Alltag als Mama

In Bewegung

Ich will euch aber auch mal schreiben was mir gerade trotz der ganzen Tiefschläge mit kranken Kindern gelingt.

Der Sport ist zurück in meinem Leben und ich schaffe es intuitiv und ohne Druck in mir Sport zu machen und es zu mögen. Das ist gerade so gut für mich. Ich habe ein kleines Set Kraftübungen in meinen Tagesablauf eingebaut und mache das zum frühest möglichen Zeitpunkt des Tages. Spätestens abends, wenn dann beide Kinder schlafen, bevor ich auf die Couch oder ins Bett gehe. Das Set besteht aus Bauch-, Rücken- und Yogaübungen, die ich mir über die Jahre gemerkt habe und die mir gut tun. Mein Körper braucht gerade Kraft und deshalb nehme ich mir dafür die Zeit. Es dauert nicht lange und ich kann es anpassen. Ich brauche keinen Laptop, kein Zubehör. Nur meine Matte und ich. Je simpler, desto leichter umzusetzen. Manchmal mache ich sie auch im Kinderzimmer auf dem Boden, wenn beide Kinder zufrieden sind. Knöpfchen weiß schon Bescheid und fragt dann, ob ich meinem Rücken was Gutes tue, damit er ihn tragen kann. Kluger Junge.

Ich fahre fast alle Wege mit dem Rad und beiden Kindern im Anhänger. Ohne E-Antrieb und ich wähle meine Kleidung so, dass ich mich immer gut bewegen kann. Es soll keine Ausreden geben.

Heute morgen bin ich mit Sportklamotten los zur Kita und hatte im Kopf, dass Sternchen möglicherweise nicht begeistert sein wird von einem stark ruckelnden Kinderwagen. Was soll ich sagen. Wir sitzen auf dem Spielplatz und sie schläft auf meinem Arm.
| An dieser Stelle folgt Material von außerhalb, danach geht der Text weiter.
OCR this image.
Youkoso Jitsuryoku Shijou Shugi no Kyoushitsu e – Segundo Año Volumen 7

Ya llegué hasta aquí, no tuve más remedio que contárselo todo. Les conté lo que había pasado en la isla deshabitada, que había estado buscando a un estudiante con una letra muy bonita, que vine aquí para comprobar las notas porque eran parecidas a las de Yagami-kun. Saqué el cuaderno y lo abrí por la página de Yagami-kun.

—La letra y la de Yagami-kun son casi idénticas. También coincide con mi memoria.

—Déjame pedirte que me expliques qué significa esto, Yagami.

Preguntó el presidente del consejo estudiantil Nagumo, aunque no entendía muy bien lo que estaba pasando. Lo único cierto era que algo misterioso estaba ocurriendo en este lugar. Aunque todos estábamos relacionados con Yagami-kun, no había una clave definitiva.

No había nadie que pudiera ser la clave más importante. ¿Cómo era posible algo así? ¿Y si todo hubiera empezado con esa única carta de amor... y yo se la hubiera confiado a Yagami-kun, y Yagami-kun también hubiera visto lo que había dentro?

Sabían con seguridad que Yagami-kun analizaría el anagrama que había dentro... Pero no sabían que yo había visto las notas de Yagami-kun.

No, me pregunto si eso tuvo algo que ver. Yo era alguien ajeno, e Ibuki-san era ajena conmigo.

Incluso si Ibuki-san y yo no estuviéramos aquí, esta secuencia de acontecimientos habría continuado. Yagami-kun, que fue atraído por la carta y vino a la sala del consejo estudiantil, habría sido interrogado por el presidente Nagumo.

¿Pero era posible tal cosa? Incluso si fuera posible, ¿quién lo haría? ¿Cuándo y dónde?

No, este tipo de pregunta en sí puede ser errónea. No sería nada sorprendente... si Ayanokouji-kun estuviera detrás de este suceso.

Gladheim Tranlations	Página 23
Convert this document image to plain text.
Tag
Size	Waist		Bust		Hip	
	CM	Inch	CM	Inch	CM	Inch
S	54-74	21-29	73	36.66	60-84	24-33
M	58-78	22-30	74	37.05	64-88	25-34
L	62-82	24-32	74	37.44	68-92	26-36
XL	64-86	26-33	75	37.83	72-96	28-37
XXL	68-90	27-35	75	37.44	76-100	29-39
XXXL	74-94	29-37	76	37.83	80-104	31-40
Aber den Weg dorthin bin ich gejoggt und ich habe heute zumindest einmal meinem Puls hochgejagt. Wer weiß was der Tag noch bringt. Wettrennen gegen das Laufrad vielleicht.

Ich schreibe das um euch zu ermutigen. Ich habe nach Sternchens Geburt Zeit gebraucht um einen guten Weg zu finden, wie der Sport in meinem Alltag Raum findet. Auch wenn ich mich am Tag viel bewege ist das doch nur Bewegung und oft zwar anstrengend, aber nicht gut für meinen Rücken oder meinen Beckenboden. Ich habe keine Lust auf einen Sportkurs oder Youtubevideos. Ich kombiniere die sportliche Bewegung mit Ruhe für meine Gedanken und denke oft nur über ein Thema nach.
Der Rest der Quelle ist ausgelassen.